As opiniões contidas neste artigo são exclusivas do autor e não representam o entendimento de nenhuma instituição à qual o autor porventura esteja vinculado profissional ou academicamente.

Este é um artigo de opinião.

1.Introdução

Em 2002, o Oakland Athletics atingiu um feito histórico ao se tornar o primeiro time da Liga de Beisebol norte-americana, em mais de 100 anos, a vencer 20 jogos consecutivos. O mais surpreendente é que o time tinha um dos menores orçamentos da liga, num esporte cuja magnitude da folha salarial servia como parâmetro de qualidade.

“Moneyball” (2011), adaptado para o cinema a partir da obra de Michael Lewis “Moneyball: The Art of Winning an Unfair Game” (2003) 1 , mostra que aquela conquista aparentemente inusitada representava a ponta do iceberg de uma revolução profunda, que redefiniria os rumos do esporte profissional no mundo.

No filme, Billy Beane (Brad Pitt), general manager, e Peter Brand (Jonah Hill), um economista formado por Yale 2 , decidem abandonar os métodos tradicionais de avaliação e precificação de jogadores (focados na relação humana e na intuição dos especialistas) para formar um time a partir da ciência de dados. Tratava-se da única maneira de montar uma equipe competitiva com poucos recursos.

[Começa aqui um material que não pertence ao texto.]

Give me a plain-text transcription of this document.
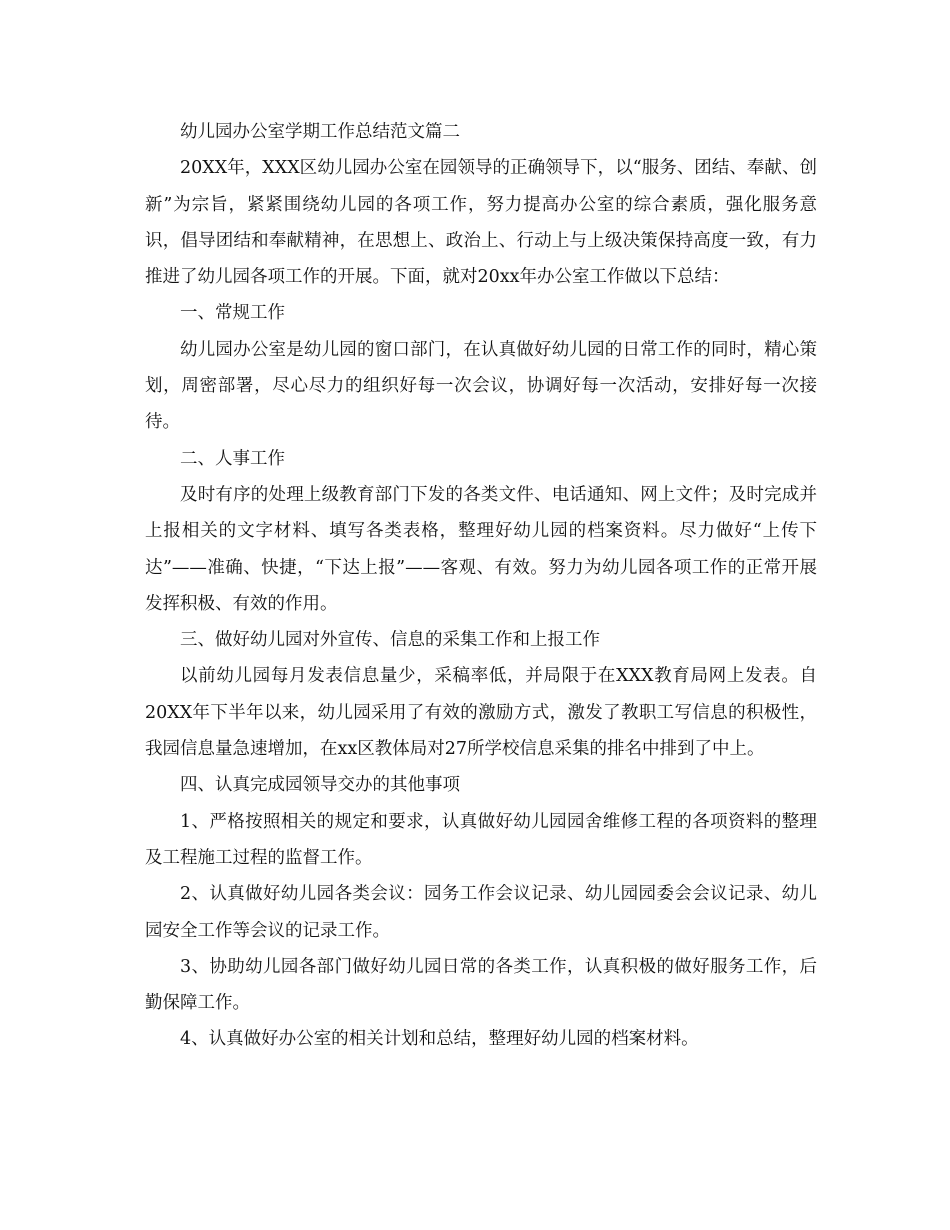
幼儿园办公室学期工作总结范文篇二

20XX年，XXX区幼儿园办公室在园领导的正确领导下，以“服务、团结、奉献、创新”为宗旨，紧紧围绕幼儿园的各项工作，努力提高办公室的综合素质，强化服务意识，倡导团结和奉献精神，在思想上、政治上、行动上与上级决策保持高度一致，有力推进了幼儿园各项工作的开展。下面，就对20xx年办公室工作做以下总结：

一、常规工作

幼儿园办公室是幼儿园的窗口部门，在认真做好幼儿园的日常工作的同时，精心策划，周密部署，尽心尽力的组织好每一次会议，协调好每一次活动，安排好每一次接待。

二、人事工作

及时有序的处理上级教育部门下发的各类文件、电话通知、网上文件；及时完成并上报相关的文字材料、填写各类表格，整理好幼儿园的档案资料。尽力做好“上传下达”——准确、快捷，“下达上报”——客观、有效。努力为幼儿园各项工作的正常开展发挥积极、有效的作用。

三、做好幼儿园对外宣传、信息的采集工作和上报工作

以前幼儿园每月发表信息量少，采稿率低，并局限于在XXX教育局网上发表。自20XX年下半年以来，幼儿园采用了有效的激励方式，激发了教职工写信息的积极性，我园信息量急速增加，在xx区教体局对27所学校信息采集的排名中排到了中上。

四、认真完成园领导交办的其他事项

1、严格按照相关的规定和要求，认真做好幼儿园园舍维修工程的各项资料的整理及工程施工过程的监督工作。

2、认真做好幼儿园各类会议：园务工作会议记录、幼儿园园委会会议记录、幼儿园安全工作等会议的记录工作。

3、协助幼儿园各部门做好幼儿园日常的各类工作，认真积极的做好服务工作，后勤保障工作。

4、认真做好办公室的相关计划和总结，整理好幼儿园的档案材料。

A narrativa enfatiza todos os entraves decorrentes da “inovação”. O time foi taxado de excêntrico, pois unia jogadores subvalorizados e alocados em posições distintas das que estavam acostumados a jogar; e a proposta sofreu resistência da administração “tradicional”, que repetia como um mantra que beisebol e ciência eram incompatíveis. O pior foi que, no início, faltou product fit: o time chegou à última posição do campeonato, e Billy Beane foi ameaçado de demissão.

Eis que, após alguns ajustes na parte de interação humana com o técnico e os jogadores (produtos da ciência de dados), o time ganhou tração e fez História.

Os impactos daquela temporada se proliferaram no beisebol, que passou a incorporar métodos matemáticos nos processos de contratação e precificação de atletas, e posteriormente se alastraram para outros esportes, como o basquetebol norte-americano 3 e o futebol europeu 4 .

A proposta deste artigo é mostrar que os operadores do Direito que trabalham com disputas complexas (tão competitivas quanto qualquer esporte de alto rendimento) devem inspirar-se na ousadia e visão de Moneyball para incorporar novas tecnologias a fim de diminuir os custos – de tempo e de capital – e melhorar a eficiência da advocacia contenciosa estratégica. Para tanto, este trabalho focou a análise dos benefícios de adoção de novas tecnologias por advogados de arbitragem na assessoria de seus clientes, especificamente no que tange à gestão de documentos (document management e document review), devido à relevância da prova documental à avaliação e sucesso da pretensão. 5

Em nível de contexto, conquanto novas tecnologias da informação sejam vistas como o próximo passo em termos de boas práticas na arbitragem e tenham tido maior adoção em determinadas áreas durante a pandemia da Covid-19 (v.g., videoconferência e realidade aumentada), apenas uma parcela diminuta dos profissionais, em nível mundial, utiliza com frequência tecnologias de gestão de documentos. É o que indica a 2018 International Arbitration Survey: The Evolution of International Arbitration, elaborada pela Universidade de Queen Mary em parceria com o escritório White & Case LLP 6 ,

A fim de incentivar a adoção de novas tecnologias por parte dos operadores, o Subcomitê Arb 40 da International Bar Association (IBA) 7 , braço do Comitê de Arbitragem da instituição, lançou o “Guide on Technology Resources for Arbitration Practitioners” (Guia de Recursos Tecnológicos para Praticantes de Arbitragem, ou “Guia”) – o qual será analisado e servirá de referência teórica ao longo deste trabalho.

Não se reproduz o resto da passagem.